O. LEON WOOD A/K/A LEON WOOD, PLAINTIFF-APPELLANT,
v.
NATIONAL BASKETBALL ASSOCIATION, AN UNINCORPORATED ASSOCIATION COMPRISED OF ATLANTA HAWKS, BOSTON CELTICS, CHICAGO BULLS, CLEVELAND CAVALIERS, DALLAS MAVERICKS, DENVER NUGGETS, DETROIT PISTONS, GOLDEN STATE WARRIORS, HOUSTON ROCKETS, INDIANA PACERS, KANSAS CITY KINGS, LOS ANGELES CLIPPERS, LOS ANGELES LAKERS, MILWAUKEE BUCKS, NEW JERSEY NETS, NEW YORK KNICKS, PHILADELPHIA 76ERS, PHOENIX SUNS, PORTLAND TRAIL BLAZERS, SAN ANTONIO SPURS, SEATTLE SUPERSONICS, UTAH JAZZ, WASHINGTON BULLETS, THE NATIONAL BASKETBALL PLAYERS ASSOCIATION AND THE PHILADELPHIA 76ERS BASKETBALL CLUB, INC., DEFENDANTS-APPELLEES



Appeal from an order of the United States District Court for the Southern District of New York, Robert L. Carter, Judge, dismissing the complaint in this antitrust action. Appellant O. Leon Wood, a professional basketball player, challenges on antitrust grounds the legality of the so-called "salary cap,": college draft, and prohibition of players corporations provisions of a collective bargaining agreement between the defendants, the national Basketball Association, its member-teams, and the National Basketball Players Association. Affirmed.

Author: Winter

Before: WINTER and PRATT, Circuit Judges, and MALETZ, Judge.*fn*

WINTER, Circuit Judge:

O. Leon Wood, an accomplished point-guard from California State university at Fullerton and a member of the gold medal-winning 1984 United States Olympic basketball team, appeals from Judge Carter's dismissal of his antitrust action challenging certain provisions of a collective bargaining agreement between the National Basketball, Association ("NBA"), its member-terms, and the national Basketball Players Association ("NBPA"). Wood contends that the "salary cap," college draft, and prohibition of player corporations violate Section 1 of the Sherman Act, 15 U.S.C. ยง 1 (1982), and are not exempt from the Sherman Act by reasons and the non-statutory "labor exemption." We disagree and affirm.

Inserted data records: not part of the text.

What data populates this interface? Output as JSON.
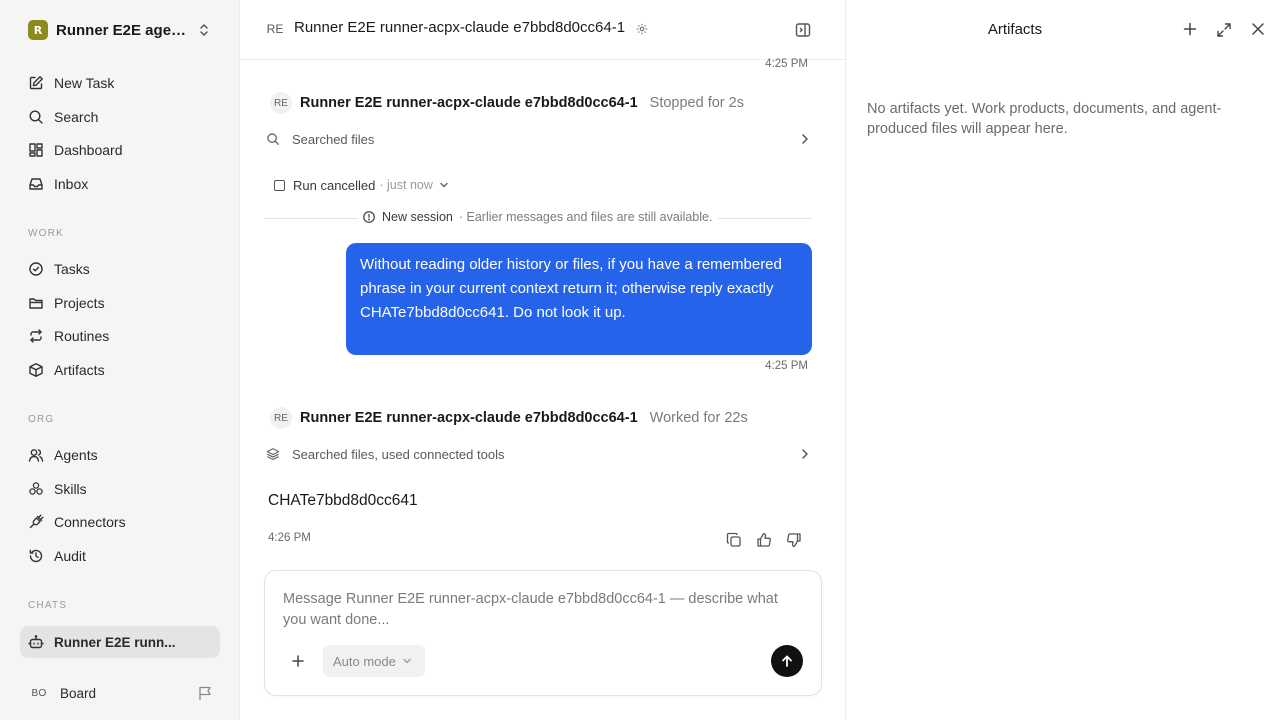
{
  "sidebar": {
    "workspace": {
      "logo": "R",
      "name": "Runner E2E agen..."
    },
    "nav_top": [
      {
        "label": "New Task",
        "icon": "edit-icon"
      },
      {
        "label": "Search",
        "icon": "search-icon"
      },
      {
        "label": "Dashboard",
        "icon": "dashboard-icon"
      },
      {
        "label": "Inbox",
        "icon": "inbox-icon"
      }
    ],
    "sections": {
      "work": "WORK",
      "org": "ORG",
      "chats": "CHATS"
    },
    "nav_work": [
      {
        "label": "Tasks",
        "icon": "check-circle-icon"
      },
      {
        "label": "Projects",
        "icon": "folder-icon"
      },
      {
        "label": "Routines",
        "icon": "repeat-icon"
      },
      {
        "label": "Artifacts",
        "icon": "box-icon"
      }
    ],
    "nav_org": [
      {
        "label": "Agents",
        "icon": "users-icon"
      },
      {
        "label": "Skills",
        "icon": "skills-icon"
      },
      {
        "label": "Connectors",
        "icon": "plug-icon"
      },
      {
        "label": "Audit",
        "icon": "history-icon"
      }
    ],
    "chats": [
      {
        "label": "Runner E2E runn...",
        "icon": "bot-icon",
        "active": true
      }
    ],
    "user": {
      "initials": "BO",
      "name": "Board"
    }
  },
  "chat": {
    "header": {
      "avatar": "RE",
      "title": "Runner E2E runner-acpx-claude e7bbd8d0cc64-1"
    },
    "messages": {
      "ts_top": "4:25 PM",
      "agent1": {
        "avatar": "RE",
        "name": "Runner E2E runner-acpx-claude e7bbd8d0cc64-1",
        "status": "Stopped for 2s",
        "tool": "Searched files"
      },
      "cancel": {
        "label": "Run cancelled",
        "time": "· just now"
      },
      "session": {
        "label": "New session",
        "note": "· Earlier messages and files are still available."
      },
      "user_message": "Without reading older history or files, if you have a remembered phrase in your current context return it; otherwise reply exactly CHATe7bbd8d0cc641. Do not look it up.",
      "user_ts": "4:25 PM",
      "agent2": {
        "avatar": "RE",
        "name": "Runner E2E runner-acpx-claude e7bbd8d0cc64-1",
        "status": "Worked for 22s",
        "tool": "Searched files, used connected tools",
        "answer": "CHATe7bbd8d0cc641",
        "ts": "4:26 PM"
      }
    },
    "composer": {
      "placeholder": "Message Runner E2E runner-acpx-claude e7bbd8d0cc64-1 — describe what you want done...",
      "value": "",
      "mode": "Auto mode"
    }
  },
  "artifacts": {
    "title": "Artifacts",
    "empty": "No artifacts yet. Work products, documents, and agent-produced files will appear here."
  },
  "colors": {
    "accent": "#2563eb",
    "sidebar_bg": "#f5f5f4",
    "active_item_bg": "#e4e4e2"
  }
}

The challenged provisions are in part the result of the settlement of an earlier antitrust action brought by players against the NBA. Robertson v. National Basketball Ass'n 72 F.R.D. 64 (S.D.N.Y. 1976), aff'd 556 F.2d 682 (2d Cir. 1977). In that case, a class consisting of all NBA players challenged both the merger of the NBA with the now-defunct American Basketball Association and certain NBA employment practices, including the college draft system by which teams obtain the exclusive right to negotiate with particular college players. Following extensive pre-trial proceedings, see Robertson v. National Basketball Ass'n, 413 F. Supp. 88 (S.D.N.Y. 1976); 67 F.R.D. 691 (S.D.N.Y. 1975); 389 F. Supp. 867 (S.D.N.Y. 1975), the parties settled the case on April 29, 1976. The Settlement Agreement provided for the payment of $4.3 million to the class and for substantial modification of the practices attacked by the plaintiffs.

The Settlement Agreement is effective through the 1986-87 season. It modified the college draft system by limiting to one year the period during which a team has exclusive rights to negotiate with and sign its draftees. If a draftee remains unsigned at the time of the next year's draft, he may re-enter the draft. Most important, the Settlement Agreement instituted a system of free agency allowing veteran players to sell their services to the highest bidder subject only to their current team's right of first refusal that allows it to match the best offer.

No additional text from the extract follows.